A trust with a spendthrift clause prevents the beneficiary from accessing principal directly and blocks creditors (including government agencies seeking reimbursement) from attaching the trust interest. The trustee can make distributions for supplemental needs (items not covered by government benefits) without jeopardizing eligibility.
A spendthrift clause alone may not provide complete protection in every situation involving government benefits. A dedicated supplemental needs trust (also called a special needs trust) with specific statutory language is the standard approach for beneficiaries who currently receive or may need to apply for means-tested benefits. The spendthrift clause serves as one layer within that structure, working alongside trustee discretion and distribution restrictions tailored to benefit program requirements.
Should Business Owners Include Spendthrift Clauses in Family Trusts?
For business owners creating trusts that hold company interests or family wealth, a spendthrift clause prevents a beneficiary’s personal creditors from reaching into the business. Without one, a judgment creditor of a beneficiary could potentially force a distribution of business interests or attach income distributions, disrupting operations and ownership structure.

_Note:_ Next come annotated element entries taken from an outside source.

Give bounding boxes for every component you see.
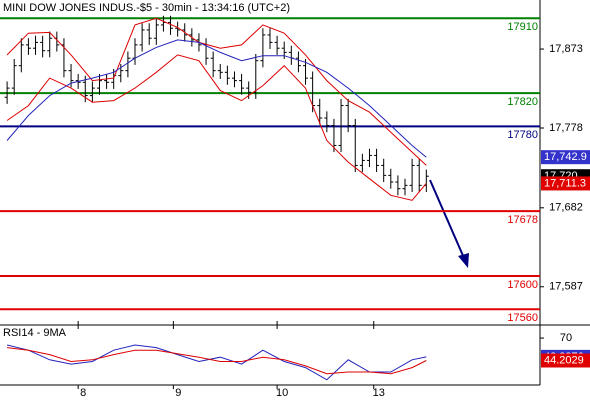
series-line (6, 344, 427, 381)
series-line (6, 39, 427, 158)
level-label: 17780 (507, 129, 538, 141)
series-line (7, 347, 427, 375)
price-label: 17,711.3 (544, 177, 586, 189)
level-label: 17910 (507, 21, 538, 33)
level-label: 17820 (507, 96, 538, 108)
y-tick-label: 70 (560, 332, 572, 344)
x-tick-label: 8 (80, 387, 86, 399)
y-tick-label: 17,873 (549, 43, 583, 55)
x-tick-label: 13 (373, 387, 385, 399)
level-label: 17678 (507, 214, 538, 226)
trend-arrow (429, 179, 469, 268)
y-tick-label: 17,587 (549, 281, 583, 293)
price-label-box (541, 150, 590, 165)
series-line (6, 17, 427, 166)
level-label: 17600 (507, 279, 538, 291)
price-label: 44.2029 (544, 354, 584, 366)
series-line (6, 54, 427, 201)
price-label-box (541, 353, 590, 368)
panel-title: MINI DOW JONES INDUS.-$5 - 30min - 13:34… (3, 2, 290, 14)
price-label: 17,742.9 (544, 151, 587, 163)
panel-title: RSI14 - 9MA (3, 327, 67, 339)
y-tick-label: 17,778 (549, 122, 583, 134)
x-tick-label: 10 (276, 387, 288, 399)
level-label: 17560 (507, 312, 538, 324)
y-tick-label: 17,682 (549, 202, 583, 214)
x-tick-label: 9 (175, 387, 181, 399)
price-label-box (541, 176, 590, 191)
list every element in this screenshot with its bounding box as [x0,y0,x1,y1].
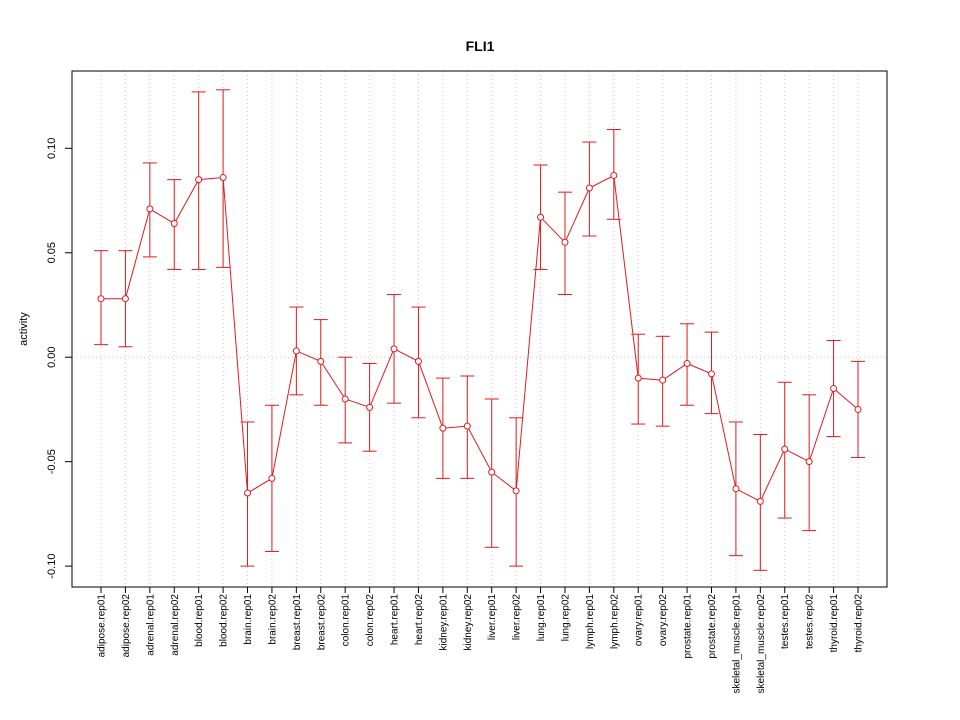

This protection is particularly relevant for family businesses with multiple generations of owners. If one heir faces a divorce, bankruptcy, or lawsuit, the spendthrift clause keeps their creditors from forcing a sale of business interests held in trust. The clause works in tandem with buy-sell agreements and operating agreements to maintain ownership stability, ensuring that business control stays with the individuals the settlor intended.
The protection also addresses a different concern: financial immaturity. A spendthrift clause paired with trustee discretion prevents a younger beneficiary from pledging their expected inheritance as collateral for loans or transferring their interest to a third party. In my practice, I see this issue arise most often when beneficiaries in their twenties or early thirties face pressure to monetize an expected inheritance before they have the financial experience to manage it wisely. The testamentary trust structure, created through a will rather than during the settlor’s lifetime, can also incorporate spendthrift provisions for these situations.